Der 20-jährige Verursacher des Unfalls und der 83-jährige Senior erlitten bei dem Zusammenstoß leichte Verletzungen. Sie wurden medizinisch versorgt, ihr Zustand gilt als nicht lebensbedrohlich. Die Polizei schätzt den materiellen Schaden der Karambolage auf rund 80.000 Euro. Ein Sachverständiger wurde hinzugezogen, um die Ermittlungen der Polizei zu unterstützen und die genauen Unfallumstände zu klären.

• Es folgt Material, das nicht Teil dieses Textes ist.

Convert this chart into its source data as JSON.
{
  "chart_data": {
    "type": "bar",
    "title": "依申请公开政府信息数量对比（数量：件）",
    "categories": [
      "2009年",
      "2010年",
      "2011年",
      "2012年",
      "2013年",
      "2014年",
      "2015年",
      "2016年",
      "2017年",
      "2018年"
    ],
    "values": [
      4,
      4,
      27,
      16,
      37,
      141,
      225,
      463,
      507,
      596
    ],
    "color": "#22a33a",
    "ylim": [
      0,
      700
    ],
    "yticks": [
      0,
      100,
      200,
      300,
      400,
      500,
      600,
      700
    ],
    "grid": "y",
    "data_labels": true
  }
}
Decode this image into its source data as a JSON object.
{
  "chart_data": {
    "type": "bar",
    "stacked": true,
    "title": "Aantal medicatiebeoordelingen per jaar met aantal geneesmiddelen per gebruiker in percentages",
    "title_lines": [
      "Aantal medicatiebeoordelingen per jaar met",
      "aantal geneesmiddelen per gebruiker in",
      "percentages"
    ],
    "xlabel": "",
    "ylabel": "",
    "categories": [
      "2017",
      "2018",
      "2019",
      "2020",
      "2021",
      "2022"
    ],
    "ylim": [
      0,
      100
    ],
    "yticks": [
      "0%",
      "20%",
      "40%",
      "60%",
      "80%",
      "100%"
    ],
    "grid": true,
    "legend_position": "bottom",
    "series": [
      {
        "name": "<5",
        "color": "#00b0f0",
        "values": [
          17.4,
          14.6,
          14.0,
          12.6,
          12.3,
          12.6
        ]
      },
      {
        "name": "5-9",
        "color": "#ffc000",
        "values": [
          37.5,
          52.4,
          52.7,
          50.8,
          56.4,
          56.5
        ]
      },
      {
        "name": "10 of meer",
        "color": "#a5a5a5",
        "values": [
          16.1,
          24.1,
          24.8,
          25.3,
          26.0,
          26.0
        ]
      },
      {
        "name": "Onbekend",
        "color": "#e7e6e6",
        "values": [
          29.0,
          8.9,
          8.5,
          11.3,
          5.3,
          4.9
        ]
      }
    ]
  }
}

Die Unfallstelle befand sich zwischen der Tank- und Raststätte Linumer Bruch-Süd und der Anschlussstelle Kremmen in Richtung Havelland. Aufgrund der Bergungs- und Aufräumarbeiten kam es in Fahrtrichtung Berlin zu erheblichen Verkehrsbehinderungen. Die Autobahn musste für mehrere Stunden vollständig gesperrt werden, was zu langen Staus und Umleitungen führte.

Die Polizei appelliert an alle Verkehrsteilnehmer, besonders auf Autobahnen vor Überholmanövern stets den gesamten Verkehr im Blick zu behalten und solche Manöver nur dann durchzuführen, wenn sie sicher und übersichtlich sind. Dieser tragische Vorfall unterstreicht erneut die Gefahren von riskanten Überholvorgängen im dichten Verkehr.